A lot of the discussion online around Mozumder's proposal hasn't been positive.

On Hacker News, the discussion relating to the idea had been upvoted more than 180 times, but many comments were not in agreement with the proposal.

User jkoudys said "This proposal is trying to take a common web design pattern, MVC, and make it part of the official spec. HTML is a _markup language_, it's ridiculous to use it as anything but a semantic language."

Similarly, user outsidetheparty said "Lots of very bad ideas here -- backwards-incompatibility with previous versions of HTML is always a good litmus test that a proposal hasn't been thought through.
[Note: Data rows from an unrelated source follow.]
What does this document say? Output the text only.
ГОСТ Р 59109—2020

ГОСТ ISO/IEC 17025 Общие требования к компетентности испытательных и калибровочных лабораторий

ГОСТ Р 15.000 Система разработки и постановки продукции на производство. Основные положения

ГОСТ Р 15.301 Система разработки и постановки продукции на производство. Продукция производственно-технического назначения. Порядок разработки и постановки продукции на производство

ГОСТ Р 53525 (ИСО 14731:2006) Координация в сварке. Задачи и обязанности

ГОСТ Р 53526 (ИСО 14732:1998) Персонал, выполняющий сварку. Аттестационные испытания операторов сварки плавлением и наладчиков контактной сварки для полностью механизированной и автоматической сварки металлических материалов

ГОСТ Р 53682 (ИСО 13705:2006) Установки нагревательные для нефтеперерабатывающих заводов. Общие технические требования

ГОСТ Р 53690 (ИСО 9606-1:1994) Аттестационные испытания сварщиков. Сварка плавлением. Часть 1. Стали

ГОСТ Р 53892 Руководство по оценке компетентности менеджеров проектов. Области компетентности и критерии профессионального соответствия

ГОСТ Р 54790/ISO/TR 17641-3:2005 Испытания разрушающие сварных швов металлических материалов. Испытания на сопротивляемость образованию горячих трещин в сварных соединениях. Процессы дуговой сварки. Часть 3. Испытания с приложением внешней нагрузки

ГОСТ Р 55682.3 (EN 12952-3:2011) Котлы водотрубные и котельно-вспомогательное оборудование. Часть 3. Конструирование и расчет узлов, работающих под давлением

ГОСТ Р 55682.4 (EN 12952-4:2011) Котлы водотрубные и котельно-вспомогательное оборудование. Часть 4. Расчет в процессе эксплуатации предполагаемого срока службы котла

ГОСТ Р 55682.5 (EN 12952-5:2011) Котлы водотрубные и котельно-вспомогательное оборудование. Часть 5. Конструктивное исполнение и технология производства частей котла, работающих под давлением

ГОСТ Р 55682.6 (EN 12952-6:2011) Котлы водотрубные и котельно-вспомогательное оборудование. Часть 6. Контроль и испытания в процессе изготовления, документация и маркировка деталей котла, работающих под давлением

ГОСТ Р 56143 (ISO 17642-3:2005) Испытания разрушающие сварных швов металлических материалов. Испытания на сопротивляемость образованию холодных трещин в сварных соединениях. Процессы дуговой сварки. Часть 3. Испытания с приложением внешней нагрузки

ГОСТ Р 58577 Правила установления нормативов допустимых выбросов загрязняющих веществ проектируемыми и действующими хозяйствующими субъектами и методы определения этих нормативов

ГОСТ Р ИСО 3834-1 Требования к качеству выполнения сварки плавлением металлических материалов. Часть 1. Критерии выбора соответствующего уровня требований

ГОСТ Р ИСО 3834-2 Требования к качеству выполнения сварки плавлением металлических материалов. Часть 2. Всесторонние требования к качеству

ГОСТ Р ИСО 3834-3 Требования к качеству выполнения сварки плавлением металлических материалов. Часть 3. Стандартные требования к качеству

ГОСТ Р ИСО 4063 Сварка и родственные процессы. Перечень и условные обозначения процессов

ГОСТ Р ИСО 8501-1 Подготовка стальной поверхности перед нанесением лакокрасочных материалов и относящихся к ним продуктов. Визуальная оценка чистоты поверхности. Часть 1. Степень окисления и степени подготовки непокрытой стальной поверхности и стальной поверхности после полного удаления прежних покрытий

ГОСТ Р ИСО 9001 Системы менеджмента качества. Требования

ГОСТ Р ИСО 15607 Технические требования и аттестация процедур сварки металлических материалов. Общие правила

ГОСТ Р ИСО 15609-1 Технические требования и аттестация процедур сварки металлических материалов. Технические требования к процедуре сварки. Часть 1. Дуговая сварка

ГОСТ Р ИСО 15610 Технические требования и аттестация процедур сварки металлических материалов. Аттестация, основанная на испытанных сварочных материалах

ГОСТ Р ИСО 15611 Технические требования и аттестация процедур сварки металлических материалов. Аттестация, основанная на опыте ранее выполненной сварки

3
The main thing is that this doesn't solve any problem that exists. We can already do everything his proposal would enable; all this does is make it more inflexible."

Not all of the comments were in complete disagreement with Mozumder's proposal, with Milo Mordaunt saying while the idea was "interesting" he thought HTML should be "kept strictly for templating", and that the proposal for single-page apps without JavaScript added an unnecessary amount of logic.